I don't know much about it as I don't have the background to understand much of the materials on this but what I do know is as follows:
Beta-Thalessemia confers a certain degree of immunity to malaria - we may sometimes catch malaria but we are unlikely to get severe symptoms or die from it.
Interestingly while the people with healthy genes died of malaria in these regions, the thalassemics survived and passed on the trait.
My speculation is based on my LLMD telling me that Babesia is very much like malaria and is even treated with anti-malarials. That and noticing I was the only one without Babesia symptoms in the clinic.
I'd be very keen to know if anyone else has some form of Thalessemia and also has/ had Babesia.

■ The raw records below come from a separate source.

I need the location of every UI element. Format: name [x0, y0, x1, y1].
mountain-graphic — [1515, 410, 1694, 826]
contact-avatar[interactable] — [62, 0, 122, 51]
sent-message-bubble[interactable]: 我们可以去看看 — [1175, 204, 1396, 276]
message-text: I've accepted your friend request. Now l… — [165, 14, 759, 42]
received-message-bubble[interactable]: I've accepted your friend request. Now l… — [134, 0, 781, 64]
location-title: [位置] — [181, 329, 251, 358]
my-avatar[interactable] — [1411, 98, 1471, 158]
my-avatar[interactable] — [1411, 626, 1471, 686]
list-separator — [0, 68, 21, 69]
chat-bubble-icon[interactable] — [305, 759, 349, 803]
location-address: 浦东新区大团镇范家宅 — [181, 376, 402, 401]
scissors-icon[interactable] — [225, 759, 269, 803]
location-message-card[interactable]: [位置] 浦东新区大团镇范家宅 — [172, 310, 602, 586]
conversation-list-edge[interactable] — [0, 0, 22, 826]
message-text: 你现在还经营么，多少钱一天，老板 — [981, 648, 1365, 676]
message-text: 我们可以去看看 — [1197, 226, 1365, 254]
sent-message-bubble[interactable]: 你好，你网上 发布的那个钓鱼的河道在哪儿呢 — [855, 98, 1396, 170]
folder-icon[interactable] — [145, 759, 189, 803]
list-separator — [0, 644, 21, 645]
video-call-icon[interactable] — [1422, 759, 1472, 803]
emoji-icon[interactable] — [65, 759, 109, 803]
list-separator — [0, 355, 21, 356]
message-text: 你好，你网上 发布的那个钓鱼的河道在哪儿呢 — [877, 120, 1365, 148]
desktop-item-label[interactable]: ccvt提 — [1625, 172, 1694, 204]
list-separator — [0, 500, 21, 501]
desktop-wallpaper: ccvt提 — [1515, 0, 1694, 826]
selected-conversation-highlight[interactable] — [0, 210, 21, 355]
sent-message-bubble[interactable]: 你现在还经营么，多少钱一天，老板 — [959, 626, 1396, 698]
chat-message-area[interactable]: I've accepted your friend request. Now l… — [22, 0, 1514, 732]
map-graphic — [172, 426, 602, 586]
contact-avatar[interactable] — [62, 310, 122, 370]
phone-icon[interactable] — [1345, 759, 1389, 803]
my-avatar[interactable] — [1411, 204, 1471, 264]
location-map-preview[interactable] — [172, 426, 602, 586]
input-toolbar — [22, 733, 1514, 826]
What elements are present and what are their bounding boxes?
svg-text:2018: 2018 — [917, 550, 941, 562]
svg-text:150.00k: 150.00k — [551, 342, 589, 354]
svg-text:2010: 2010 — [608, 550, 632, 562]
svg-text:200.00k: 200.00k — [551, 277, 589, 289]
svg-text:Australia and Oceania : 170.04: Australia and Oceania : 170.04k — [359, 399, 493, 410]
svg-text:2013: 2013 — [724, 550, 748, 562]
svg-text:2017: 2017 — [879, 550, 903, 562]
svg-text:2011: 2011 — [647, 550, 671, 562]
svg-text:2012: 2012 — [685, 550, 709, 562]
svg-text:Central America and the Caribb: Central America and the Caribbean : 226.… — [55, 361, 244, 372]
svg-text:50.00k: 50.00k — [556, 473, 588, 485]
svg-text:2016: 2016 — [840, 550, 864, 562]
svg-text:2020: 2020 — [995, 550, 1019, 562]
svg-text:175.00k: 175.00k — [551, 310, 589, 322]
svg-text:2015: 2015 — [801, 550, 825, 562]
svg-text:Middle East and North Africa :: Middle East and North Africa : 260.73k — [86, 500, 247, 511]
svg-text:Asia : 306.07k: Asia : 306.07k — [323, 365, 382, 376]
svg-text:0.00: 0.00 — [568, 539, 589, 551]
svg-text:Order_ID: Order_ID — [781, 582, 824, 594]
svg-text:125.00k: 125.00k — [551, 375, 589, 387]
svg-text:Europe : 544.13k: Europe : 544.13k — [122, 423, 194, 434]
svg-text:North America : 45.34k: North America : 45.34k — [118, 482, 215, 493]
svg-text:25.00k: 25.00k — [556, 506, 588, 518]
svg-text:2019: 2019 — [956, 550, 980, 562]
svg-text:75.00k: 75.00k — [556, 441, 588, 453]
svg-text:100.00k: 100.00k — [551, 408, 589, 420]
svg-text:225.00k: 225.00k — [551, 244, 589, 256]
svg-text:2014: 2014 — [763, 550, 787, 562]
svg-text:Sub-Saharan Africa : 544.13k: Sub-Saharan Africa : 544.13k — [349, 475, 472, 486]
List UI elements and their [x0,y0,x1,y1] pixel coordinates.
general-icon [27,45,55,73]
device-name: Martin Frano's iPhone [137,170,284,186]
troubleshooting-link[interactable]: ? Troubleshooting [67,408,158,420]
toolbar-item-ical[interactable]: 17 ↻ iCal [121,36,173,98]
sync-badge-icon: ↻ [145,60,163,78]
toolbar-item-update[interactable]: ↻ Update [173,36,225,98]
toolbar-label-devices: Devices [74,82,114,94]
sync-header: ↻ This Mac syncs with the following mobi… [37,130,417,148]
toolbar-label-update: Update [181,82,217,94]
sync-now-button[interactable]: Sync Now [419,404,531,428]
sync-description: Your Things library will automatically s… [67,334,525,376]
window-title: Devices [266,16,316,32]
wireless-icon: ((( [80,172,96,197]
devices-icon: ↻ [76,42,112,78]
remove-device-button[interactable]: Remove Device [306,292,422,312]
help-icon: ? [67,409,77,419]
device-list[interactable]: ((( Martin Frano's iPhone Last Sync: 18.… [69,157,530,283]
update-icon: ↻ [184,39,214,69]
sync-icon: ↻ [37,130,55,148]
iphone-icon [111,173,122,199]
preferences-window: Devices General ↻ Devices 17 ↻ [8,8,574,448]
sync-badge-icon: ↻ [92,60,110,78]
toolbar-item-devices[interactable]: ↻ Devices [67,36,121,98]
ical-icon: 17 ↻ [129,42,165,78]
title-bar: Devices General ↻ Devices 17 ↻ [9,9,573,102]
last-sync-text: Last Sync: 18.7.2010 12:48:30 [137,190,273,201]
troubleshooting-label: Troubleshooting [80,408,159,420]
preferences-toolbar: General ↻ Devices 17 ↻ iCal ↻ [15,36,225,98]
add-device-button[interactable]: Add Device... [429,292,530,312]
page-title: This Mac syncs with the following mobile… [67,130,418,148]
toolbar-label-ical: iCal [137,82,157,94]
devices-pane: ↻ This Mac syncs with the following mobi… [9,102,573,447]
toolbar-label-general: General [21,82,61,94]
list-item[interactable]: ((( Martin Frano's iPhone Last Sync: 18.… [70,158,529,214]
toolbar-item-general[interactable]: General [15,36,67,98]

I, fortunately, have the minor version of Beta-Thalessemia - which means I'm barely affected but I am a carrier and can pass it onto any children as well. I have anemia, abnormal hemoglobin and while I can take a low dose iron tablet - my understanding is that giving people such as me iron infusions and stuff like that does more harm than good.
People with the major version most often die, usually in childhood. I should never reproduce with another person with Thalessemia - high chance of a major child whose life will be short and/ or extremely miserable.